By using DC power, 20% to 40% of the thermal load is shifted outside the server to the AC-DC converters. This increases server reliability by as much as 27%, allows for higher density server environments and reduces power consumption.
According to Gross, many datacentres in London are facing power shortages, with modern servers drawing three times as much power as they did in the 1990s.
"We as an industry need to become more conscious of our power consumption and create sustainable datacentres. Reducing consumption directly is better than some unverifiable carbon offsetting scheme that is open to abuse," he said.
Switching to DC power enabled Ultraspeed to reduce its datacentre power consumption by 30%. The extra 10% saving was achieved by developing servers that run without a hard drive and use low energy processors.

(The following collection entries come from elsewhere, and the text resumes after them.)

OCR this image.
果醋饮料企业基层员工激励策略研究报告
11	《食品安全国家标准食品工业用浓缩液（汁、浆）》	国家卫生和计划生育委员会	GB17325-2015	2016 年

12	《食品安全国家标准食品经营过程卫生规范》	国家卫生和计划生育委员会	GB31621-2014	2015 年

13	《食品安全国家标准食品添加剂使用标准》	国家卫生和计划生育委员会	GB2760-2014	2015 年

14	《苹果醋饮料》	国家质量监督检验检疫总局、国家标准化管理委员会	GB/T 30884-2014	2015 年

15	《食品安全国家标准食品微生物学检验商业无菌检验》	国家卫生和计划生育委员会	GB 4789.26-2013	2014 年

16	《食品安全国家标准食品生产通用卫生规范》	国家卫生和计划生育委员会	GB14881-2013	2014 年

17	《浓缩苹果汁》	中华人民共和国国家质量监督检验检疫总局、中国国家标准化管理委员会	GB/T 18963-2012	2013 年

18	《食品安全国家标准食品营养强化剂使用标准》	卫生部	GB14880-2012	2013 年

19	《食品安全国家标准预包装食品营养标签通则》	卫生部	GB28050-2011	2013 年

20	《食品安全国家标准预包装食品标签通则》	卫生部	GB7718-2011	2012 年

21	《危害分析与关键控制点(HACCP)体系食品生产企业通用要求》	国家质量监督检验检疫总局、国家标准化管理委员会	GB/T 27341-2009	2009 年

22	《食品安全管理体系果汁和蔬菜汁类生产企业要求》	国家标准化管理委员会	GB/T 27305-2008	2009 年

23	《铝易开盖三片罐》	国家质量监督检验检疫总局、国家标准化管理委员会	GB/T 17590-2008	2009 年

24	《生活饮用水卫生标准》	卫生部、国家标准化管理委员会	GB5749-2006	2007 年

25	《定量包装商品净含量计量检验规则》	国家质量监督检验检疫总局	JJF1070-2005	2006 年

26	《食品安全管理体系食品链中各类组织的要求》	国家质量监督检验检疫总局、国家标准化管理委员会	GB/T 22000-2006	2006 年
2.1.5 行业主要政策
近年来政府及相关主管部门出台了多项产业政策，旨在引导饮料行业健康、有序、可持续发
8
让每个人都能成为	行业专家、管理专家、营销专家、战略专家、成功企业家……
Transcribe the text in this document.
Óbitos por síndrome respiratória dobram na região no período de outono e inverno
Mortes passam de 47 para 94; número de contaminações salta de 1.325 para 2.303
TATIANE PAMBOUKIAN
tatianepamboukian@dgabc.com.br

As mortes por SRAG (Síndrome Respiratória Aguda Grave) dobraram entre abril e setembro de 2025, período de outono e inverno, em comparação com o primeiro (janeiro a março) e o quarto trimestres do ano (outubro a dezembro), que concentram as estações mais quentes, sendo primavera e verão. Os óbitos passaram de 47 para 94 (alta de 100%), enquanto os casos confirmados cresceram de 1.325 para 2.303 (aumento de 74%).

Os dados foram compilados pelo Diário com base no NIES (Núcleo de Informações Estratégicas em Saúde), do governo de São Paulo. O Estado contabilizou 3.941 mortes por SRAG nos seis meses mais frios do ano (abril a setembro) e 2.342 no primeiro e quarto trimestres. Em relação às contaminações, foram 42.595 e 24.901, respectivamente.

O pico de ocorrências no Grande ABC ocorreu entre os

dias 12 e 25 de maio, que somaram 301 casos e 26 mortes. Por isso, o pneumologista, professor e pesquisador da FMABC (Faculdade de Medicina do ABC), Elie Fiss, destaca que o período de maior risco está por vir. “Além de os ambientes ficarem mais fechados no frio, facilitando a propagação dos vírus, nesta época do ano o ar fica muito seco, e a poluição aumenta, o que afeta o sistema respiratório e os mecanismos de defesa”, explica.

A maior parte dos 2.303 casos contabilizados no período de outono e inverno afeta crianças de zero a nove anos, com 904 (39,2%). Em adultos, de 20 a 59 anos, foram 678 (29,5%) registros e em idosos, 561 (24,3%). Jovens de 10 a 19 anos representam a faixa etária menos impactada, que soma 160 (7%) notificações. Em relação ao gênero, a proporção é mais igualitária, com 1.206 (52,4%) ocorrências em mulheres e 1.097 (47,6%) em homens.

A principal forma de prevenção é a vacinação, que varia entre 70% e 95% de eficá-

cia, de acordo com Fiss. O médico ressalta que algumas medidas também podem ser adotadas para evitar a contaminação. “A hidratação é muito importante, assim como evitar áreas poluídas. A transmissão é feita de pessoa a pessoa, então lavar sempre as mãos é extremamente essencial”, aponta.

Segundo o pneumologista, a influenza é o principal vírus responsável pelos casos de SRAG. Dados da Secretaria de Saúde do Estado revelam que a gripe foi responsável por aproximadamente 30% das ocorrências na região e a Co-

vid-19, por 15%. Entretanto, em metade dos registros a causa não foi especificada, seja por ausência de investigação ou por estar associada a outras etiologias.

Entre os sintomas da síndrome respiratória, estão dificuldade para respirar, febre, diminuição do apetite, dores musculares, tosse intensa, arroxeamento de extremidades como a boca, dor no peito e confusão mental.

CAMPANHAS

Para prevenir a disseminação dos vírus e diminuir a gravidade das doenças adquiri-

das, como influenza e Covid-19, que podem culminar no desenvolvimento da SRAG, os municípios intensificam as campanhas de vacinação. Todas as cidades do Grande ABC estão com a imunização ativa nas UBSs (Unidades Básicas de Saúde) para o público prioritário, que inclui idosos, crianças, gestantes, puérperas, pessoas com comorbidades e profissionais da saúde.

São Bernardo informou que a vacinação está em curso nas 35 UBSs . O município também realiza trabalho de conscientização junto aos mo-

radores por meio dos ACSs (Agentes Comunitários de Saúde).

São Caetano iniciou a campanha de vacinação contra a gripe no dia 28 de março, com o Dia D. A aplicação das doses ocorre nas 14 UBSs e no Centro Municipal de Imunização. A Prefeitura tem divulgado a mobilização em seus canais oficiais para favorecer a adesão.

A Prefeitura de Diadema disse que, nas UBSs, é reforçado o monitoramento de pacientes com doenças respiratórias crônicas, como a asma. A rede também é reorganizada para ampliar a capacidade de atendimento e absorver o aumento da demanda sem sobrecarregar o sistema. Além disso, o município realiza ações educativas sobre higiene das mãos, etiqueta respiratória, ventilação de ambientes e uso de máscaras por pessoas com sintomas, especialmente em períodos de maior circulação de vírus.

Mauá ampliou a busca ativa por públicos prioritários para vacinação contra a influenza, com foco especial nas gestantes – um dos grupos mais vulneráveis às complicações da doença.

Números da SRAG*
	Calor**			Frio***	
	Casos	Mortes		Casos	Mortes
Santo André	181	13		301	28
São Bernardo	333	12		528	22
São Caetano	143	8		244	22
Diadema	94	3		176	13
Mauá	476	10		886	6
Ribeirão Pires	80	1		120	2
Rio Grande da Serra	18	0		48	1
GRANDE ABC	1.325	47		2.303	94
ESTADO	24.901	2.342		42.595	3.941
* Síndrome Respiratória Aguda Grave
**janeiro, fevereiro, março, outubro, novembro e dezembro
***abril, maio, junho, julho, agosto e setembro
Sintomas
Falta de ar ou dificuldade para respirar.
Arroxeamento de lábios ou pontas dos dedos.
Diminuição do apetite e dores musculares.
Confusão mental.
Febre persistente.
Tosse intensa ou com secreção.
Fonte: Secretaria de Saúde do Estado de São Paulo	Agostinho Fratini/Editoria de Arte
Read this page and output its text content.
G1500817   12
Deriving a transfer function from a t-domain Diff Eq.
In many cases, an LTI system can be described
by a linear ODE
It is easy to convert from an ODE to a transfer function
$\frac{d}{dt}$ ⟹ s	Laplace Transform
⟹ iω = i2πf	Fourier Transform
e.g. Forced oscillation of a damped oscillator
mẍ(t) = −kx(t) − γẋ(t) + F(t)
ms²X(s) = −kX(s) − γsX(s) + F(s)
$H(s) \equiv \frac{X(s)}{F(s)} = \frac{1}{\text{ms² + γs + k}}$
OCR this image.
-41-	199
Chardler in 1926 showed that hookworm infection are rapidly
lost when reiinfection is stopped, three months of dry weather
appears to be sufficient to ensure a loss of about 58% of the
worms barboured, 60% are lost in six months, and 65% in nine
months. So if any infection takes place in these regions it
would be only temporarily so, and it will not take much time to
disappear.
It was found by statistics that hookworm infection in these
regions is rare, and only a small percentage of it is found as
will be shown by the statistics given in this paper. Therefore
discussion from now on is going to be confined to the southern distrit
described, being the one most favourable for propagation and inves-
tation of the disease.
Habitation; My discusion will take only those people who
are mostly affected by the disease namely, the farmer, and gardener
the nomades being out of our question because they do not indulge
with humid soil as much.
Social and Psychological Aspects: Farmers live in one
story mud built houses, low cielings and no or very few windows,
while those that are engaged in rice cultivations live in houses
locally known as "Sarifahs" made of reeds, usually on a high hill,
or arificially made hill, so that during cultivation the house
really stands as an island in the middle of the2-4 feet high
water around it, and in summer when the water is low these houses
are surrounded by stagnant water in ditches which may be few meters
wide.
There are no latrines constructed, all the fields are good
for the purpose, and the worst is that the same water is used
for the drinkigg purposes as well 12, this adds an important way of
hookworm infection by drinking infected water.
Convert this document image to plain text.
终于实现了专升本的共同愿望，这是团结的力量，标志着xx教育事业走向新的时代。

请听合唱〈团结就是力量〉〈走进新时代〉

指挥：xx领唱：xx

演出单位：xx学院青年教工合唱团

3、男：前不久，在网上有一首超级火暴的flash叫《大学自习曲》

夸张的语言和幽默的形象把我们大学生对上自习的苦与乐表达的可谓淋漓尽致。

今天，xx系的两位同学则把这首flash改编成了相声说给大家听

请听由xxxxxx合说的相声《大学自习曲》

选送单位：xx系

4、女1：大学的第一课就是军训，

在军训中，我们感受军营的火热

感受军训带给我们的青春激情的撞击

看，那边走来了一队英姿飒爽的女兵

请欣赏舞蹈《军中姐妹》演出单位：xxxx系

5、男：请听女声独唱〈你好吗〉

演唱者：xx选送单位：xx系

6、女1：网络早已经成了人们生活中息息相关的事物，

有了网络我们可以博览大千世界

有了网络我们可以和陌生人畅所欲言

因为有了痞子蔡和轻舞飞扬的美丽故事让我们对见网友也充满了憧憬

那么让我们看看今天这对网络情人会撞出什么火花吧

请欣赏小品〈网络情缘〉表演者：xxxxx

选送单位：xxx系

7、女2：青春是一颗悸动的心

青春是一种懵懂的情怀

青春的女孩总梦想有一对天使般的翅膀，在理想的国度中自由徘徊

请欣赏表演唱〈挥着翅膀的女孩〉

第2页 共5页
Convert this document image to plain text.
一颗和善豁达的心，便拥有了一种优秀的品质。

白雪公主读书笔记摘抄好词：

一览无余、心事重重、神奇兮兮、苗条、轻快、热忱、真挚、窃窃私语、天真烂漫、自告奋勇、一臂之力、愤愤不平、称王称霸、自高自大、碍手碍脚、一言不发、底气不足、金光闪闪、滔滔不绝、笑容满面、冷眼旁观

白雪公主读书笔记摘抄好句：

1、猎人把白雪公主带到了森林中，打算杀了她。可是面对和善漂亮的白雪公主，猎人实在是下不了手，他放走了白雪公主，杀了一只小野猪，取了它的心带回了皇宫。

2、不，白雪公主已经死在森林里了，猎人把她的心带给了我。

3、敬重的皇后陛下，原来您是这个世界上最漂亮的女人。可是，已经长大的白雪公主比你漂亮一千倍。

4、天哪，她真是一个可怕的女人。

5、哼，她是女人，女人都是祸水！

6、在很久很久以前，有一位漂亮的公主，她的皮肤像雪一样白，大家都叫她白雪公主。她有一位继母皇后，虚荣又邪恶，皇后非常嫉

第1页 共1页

"Discless servers generate less heat, and therefore less power is needed to cool them," said Gross. In an AC environment, for every 100W used to power a server, an additional 60W to 70W is needed for cooling.
Ultraspeed created its discless servers by putting the operating system and data on a remote storage area network. "This is not only more energy efficient, but has also brought hardware replacement times down to 15 minutes in the event of a failure," said Gross.
Makers of DC powered servers have reported power savings of up to 65% in datacentres using low power processors.
Analyst firm IDC said it believed using DC power in the datacentre could cut costs and improve the reliability of critical IT environments.